Vice president of MHSS, Dylan Cole, said he noticed that Suicide Prevention and Awareness Week doesn’t get the recognition it deserves.
“With Suicide Prevention Day and National Suicide Awareness Week, it’s something that isn’t really discussed on any level that I’ve really noticed,” Cole said. “We have a bunch of different campaigns going on for different issues by Instagram, Facebook and Twitter. They highlight different events, but I don't think that Suicide Awareness gets that same attention.”
The month of September helps people gain insight on how they can bring awareness, and what they can do to help those struggling with their mental health.
Mental health struggles will not leave after September, and NAU has stayed consistent with representing counseling services, training and advocacy throughout the years for fellow Lumberjacks.
Megan Gavin, NAU’s Counseling Services director and staff psychologist, said why September’s awareness week is crucial for NAU students.

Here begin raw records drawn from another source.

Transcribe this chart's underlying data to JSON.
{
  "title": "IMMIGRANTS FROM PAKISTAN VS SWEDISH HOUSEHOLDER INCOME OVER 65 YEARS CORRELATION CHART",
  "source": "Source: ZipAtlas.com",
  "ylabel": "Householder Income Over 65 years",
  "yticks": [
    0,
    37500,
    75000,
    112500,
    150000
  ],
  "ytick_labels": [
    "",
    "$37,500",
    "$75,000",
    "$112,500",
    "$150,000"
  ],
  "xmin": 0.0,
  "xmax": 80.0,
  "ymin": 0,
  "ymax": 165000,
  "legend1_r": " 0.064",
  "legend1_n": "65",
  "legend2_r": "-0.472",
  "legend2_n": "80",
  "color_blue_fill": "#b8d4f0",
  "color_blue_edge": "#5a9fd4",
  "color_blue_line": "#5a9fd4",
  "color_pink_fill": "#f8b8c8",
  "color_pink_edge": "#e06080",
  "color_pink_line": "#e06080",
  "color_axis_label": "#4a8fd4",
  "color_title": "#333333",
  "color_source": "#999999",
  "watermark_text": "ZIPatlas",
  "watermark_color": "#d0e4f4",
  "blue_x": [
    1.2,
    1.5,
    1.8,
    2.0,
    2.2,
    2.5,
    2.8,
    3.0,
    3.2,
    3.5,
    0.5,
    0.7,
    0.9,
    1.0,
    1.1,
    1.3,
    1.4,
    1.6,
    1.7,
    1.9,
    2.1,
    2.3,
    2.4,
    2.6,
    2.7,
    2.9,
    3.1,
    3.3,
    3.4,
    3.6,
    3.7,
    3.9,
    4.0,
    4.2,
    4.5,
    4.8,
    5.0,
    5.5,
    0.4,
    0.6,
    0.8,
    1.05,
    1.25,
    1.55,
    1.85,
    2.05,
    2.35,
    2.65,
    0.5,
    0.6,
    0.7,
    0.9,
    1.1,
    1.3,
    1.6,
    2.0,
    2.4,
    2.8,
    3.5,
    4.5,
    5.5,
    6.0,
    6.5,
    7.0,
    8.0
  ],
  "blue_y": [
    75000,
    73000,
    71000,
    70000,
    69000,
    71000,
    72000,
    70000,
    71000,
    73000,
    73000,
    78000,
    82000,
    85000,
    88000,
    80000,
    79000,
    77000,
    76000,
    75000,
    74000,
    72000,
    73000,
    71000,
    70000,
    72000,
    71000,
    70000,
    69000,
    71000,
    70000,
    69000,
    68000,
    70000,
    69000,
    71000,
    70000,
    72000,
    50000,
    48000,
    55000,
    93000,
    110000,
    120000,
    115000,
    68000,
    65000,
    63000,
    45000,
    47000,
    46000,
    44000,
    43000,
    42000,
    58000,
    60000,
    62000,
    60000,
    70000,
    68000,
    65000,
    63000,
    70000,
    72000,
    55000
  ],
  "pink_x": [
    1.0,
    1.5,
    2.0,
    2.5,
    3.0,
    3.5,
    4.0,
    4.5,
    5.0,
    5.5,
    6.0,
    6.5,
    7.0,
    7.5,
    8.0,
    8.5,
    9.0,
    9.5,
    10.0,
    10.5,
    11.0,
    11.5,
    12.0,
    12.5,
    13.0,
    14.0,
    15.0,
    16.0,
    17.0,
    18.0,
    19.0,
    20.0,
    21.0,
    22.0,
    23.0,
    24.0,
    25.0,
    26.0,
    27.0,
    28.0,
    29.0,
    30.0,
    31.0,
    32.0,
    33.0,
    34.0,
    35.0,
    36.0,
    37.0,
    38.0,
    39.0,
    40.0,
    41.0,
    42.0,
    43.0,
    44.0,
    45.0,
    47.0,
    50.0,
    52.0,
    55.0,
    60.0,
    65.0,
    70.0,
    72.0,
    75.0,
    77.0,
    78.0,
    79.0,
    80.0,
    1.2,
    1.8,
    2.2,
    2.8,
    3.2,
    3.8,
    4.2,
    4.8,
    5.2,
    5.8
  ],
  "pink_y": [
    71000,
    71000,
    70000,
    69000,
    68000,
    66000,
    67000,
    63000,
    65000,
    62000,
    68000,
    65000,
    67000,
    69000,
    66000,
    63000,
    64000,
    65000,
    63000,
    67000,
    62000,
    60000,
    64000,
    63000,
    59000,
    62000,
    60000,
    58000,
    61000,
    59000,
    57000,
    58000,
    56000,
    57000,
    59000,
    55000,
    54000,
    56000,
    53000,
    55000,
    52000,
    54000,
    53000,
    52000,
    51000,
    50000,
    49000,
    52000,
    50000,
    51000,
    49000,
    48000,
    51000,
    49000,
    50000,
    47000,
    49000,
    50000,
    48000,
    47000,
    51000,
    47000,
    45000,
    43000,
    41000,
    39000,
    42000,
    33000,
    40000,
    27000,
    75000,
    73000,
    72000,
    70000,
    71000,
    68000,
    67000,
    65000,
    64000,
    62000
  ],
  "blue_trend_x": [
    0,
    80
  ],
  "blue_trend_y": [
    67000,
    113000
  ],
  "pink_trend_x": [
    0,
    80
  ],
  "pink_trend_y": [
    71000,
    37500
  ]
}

“Suicide is the second leading cause of death for college students,” Gavin said in an email interview. “Thus, awareness around and support for students struggling with mental health issues is critical. If you or someone you know needs support, please contact Counseling Services 24/7, or the National Suicide Prevention Line.”
No matter what situation someone is in, there are many resources to help others who are in need of help and want to talk to another person. Reaching out is the first step to find the resources one may need.